At the same time, the proposed rule — as required by the Dodd-Frank Act — permits certain activities necessary for capital raising and the healthy functioning of our securities markets. These include such things as market-making related activities, risk-mitigating hedging, and underwriting.
These otherwise permitted activities are not permitted, however, if they involve material conflicts of interest, high-risk assets or trading strategies, or if they threaten the safety and soundness of banking institutions or U.S. financial stability.
Although the proposed rule broadly captures all securities and security-based swap dealer accounts, the proposal seeks to strike an appropriate balance between prohibiting proprietary trading and continuing to permit activities that are consistent with normal course market making, risk-mitigating hedging and underwriting.
In addition, the proposed rule implements the Dodd-Frank Act’s prohibition on, as principal, directly or indirectly acquiring and retaining an ownership interest in, or having certain relationships with, a hedge fund or private equity fund.
In developing this proposal, we have considered comments received in response to the Financial Stability Oversight Council’s (FSOC) January 2011 study formalizing the FSOC’s findings and recommendations for implementing Section 619, as well as additional comments we have received. That said, we believe it is important to gain additional information, including empirical data, about the potential impacts the proposed rule will have. We ask a number of questions about such impacts in the proposal, and we look forward to receiving comments.
Before I turn to David Blass of the Division of Trading and Markets to provide a detailed discussion about the staff’s recommendation, I would like to thank Gregg Berman, David Blass, Catherine McGuire, Josephine Tao, Liz Sandoe, David Bloom, Anthony Kelly, Angela Moudy, Daniel Staroselsky, and Nathaniel Stankard from the Division of Trading and Markets for their incredibly hard work on this.
In addition, I would like to thank Robert Plaze, Daniel Kahl, Tram Nguyen, Michael Spratt, and Parisa Haghshenas from the Division of Investment Management for their long hours and hard work devoted to preparing the recommendation before us.
I also would like to thank their colleagues in the Division of Corporation Finance: Paula Dubberly, Amy Starr, Katherine Hsu, John Harrington, and David Beaning. In the Division of Enforcement: Charlotte Buford and Jason Anthony. In the Office of the General Counsel: Meridith Mitchell, Lori Price, Paula Jenson, Sara Cortes, and Jill Felker. And in the Division of Risk, Strategy, and Financial Innovation: Jennifer Marrietta-Westberg, Adam Yonce, Chuck Dale, and Rick Bookstaber.

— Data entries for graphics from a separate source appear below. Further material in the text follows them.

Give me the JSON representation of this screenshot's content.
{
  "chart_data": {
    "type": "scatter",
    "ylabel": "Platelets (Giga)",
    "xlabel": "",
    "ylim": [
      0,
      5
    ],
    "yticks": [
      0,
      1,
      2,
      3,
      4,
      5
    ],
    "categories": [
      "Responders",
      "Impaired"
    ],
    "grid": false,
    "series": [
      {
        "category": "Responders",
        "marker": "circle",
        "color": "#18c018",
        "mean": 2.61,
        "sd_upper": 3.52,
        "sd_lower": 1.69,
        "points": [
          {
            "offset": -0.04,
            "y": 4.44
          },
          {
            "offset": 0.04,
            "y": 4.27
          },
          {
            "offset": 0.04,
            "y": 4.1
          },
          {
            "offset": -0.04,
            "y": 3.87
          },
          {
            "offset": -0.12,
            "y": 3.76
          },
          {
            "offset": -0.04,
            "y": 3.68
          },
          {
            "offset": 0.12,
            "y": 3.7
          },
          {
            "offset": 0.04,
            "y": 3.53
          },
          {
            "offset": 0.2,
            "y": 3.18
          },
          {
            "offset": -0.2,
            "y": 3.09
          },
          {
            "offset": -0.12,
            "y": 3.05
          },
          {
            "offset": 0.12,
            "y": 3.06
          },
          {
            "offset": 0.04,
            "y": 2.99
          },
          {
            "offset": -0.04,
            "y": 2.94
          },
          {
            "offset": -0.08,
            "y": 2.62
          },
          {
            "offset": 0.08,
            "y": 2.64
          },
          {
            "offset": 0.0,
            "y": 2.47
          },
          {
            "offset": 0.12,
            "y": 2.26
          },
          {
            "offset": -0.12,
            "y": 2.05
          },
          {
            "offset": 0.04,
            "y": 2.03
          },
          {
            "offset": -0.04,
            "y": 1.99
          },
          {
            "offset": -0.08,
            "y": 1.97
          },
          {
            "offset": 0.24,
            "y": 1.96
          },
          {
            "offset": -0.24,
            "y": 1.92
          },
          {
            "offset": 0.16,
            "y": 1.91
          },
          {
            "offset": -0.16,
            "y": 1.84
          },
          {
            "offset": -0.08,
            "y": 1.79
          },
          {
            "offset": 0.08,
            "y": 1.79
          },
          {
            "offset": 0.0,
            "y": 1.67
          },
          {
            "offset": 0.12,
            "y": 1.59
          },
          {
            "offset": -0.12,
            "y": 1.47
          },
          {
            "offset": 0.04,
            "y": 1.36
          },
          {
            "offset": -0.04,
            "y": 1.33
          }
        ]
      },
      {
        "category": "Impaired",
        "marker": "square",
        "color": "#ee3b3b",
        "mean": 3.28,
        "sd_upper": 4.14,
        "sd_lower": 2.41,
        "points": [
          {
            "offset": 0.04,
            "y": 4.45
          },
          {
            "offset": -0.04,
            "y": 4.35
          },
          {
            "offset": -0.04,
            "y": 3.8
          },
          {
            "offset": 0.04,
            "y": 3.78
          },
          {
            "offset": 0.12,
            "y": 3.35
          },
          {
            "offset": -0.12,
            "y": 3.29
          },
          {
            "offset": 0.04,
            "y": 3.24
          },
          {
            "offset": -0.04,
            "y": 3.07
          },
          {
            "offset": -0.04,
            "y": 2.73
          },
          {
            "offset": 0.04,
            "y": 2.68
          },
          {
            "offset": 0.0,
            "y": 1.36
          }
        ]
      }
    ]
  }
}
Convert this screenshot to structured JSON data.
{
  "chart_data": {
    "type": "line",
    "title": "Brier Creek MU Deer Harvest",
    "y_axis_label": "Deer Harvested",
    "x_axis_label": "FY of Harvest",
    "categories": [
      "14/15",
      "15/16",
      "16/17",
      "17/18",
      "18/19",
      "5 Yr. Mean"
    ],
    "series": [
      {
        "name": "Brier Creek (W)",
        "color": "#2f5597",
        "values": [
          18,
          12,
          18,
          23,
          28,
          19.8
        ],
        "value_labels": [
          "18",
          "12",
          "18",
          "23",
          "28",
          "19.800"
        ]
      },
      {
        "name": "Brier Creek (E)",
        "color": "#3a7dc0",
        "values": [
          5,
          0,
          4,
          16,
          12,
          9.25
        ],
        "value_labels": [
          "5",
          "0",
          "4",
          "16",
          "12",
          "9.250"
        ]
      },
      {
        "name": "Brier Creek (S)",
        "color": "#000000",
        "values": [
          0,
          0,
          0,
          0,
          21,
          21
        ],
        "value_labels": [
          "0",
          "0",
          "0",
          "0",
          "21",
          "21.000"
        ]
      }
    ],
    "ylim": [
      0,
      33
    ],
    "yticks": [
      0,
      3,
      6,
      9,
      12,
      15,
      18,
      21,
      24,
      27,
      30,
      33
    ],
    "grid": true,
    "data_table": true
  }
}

In addition, I would like to thank our colleagues at the Board, the CFTC, the FDIC, the OCC, and the Department of the Treasury for their collegiality and thoughtful input in working with our staff to develop the proposal before us.
And finally, of course, I would like to thank my colleagues on the Commission and their counsels for their work and comments on the proposal.
I will now ask David to provide us with additional details about the staff’s recommendations.”